Paper presented at the 20th Annual South African Transport Conference 16 - 20 July 2001 "Meeting the transport challenges in Southern Africa", CSIR International Convention Centre, Pretoria, South Africa. ABSTRACT: The development of the Menlyn Shopping Centre provided limited accommodation for public transportation and
pedestrian access, relative to private vehicle parking. It was therefore necessary to accentuate the issue of public
transportation for the centre, in line with the National Land Transport Transition Act, 2000. It is however, an accepted fact that the local authorities initiated this effort in reaction to the development instead of proactive involvement.

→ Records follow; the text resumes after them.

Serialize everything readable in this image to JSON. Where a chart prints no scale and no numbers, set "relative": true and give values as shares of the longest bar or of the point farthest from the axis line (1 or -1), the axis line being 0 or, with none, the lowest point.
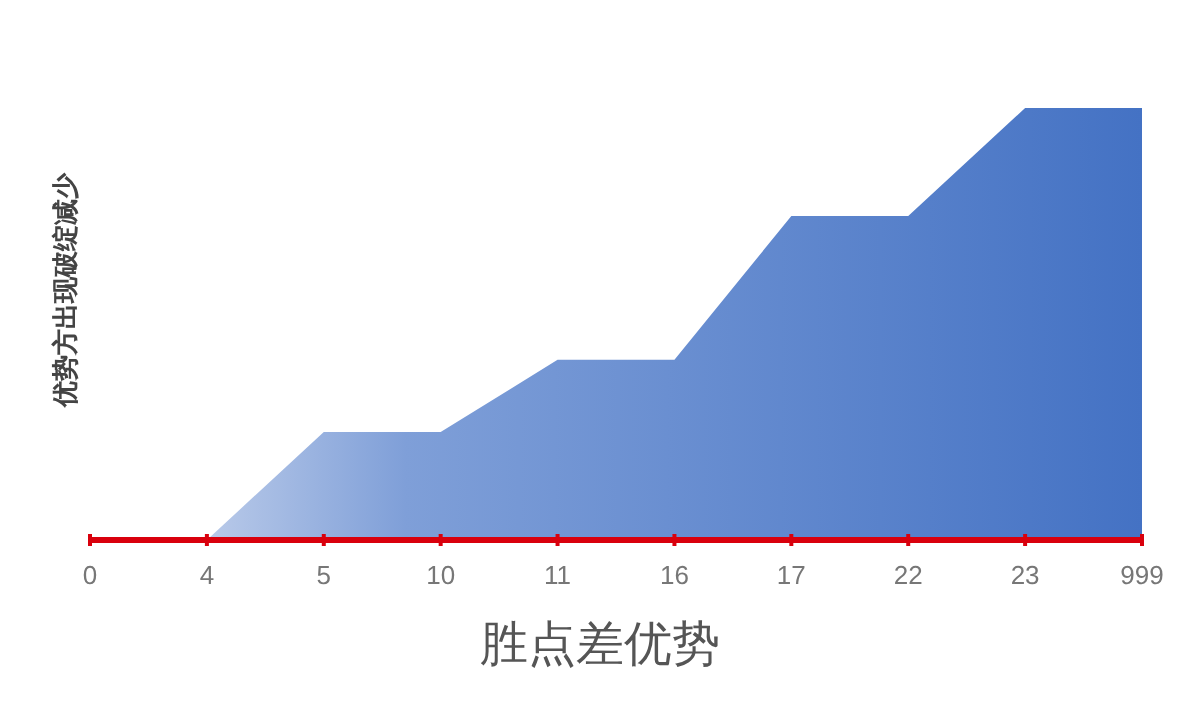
{
  "chart_data": {
    "type": "area",
    "relative": true,
    "xlabel": "胜点差优势",
    "ylabel": "优势方出现破绽减少",
    "categories": [
      "0",
      "4",
      "5",
      "10",
      "11",
      "16",
      "17",
      "22",
      "23",
      "999"
    ],
    "values": [
      0,
      0,
      0.25,
      0.25,
      0.417,
      0.417,
      0.75,
      0.75,
      1,
      1
    ],
    "color": "#4472c4"
  }
}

The number of home-base work trips by public transport is significantly greater than private vehicle trips in the Menlyn Node. Therefore, a high number of employees in the Menlyn area are public transport captive. Also, a number of social and/or non-work trips by public transport are significant during the weekend, especially on Saturdays.
The quality of the existing public transport facilities in the Menlyn node was poor. The existing access point into the Menlyn Shopping Centre on Lois Road yielded the highest pedestrian/passenger movement in the Menlyn Node during the weekday peak period.
The delayed attempt to improve public transport facilities at the Menlyn Shopping Centre realised that unlike for
generation of private traffic, the Traffic Impact Study Guideline of the City Council of Pretoria did not mandate a developer to provide the necessary public transport facilities. Hence, the initial approval process for the development of the shopping centre trivialised public transportation, while the developer remained uninformed, until the intervention of the Greater Pretoria Metropolitan Council. The developer then realised the invaluable significance of an improved public transport facility specifically for employees working through extended shopping hours.
This paper describes the conceptualisation and construction of the integrated public transport facility at the Menlyn Shopping Centre, that includes paved sidewalks, direct access for passengers and pedestrians into the mall from the adjacent streets, the provision of shelters for passengers, and ramps for wheelchairs. The paper also discusses the addendum to the Traffic Impact Study Guideline for the City Council of Pretoria to mandate future developers to provide the necessary public transport facilities.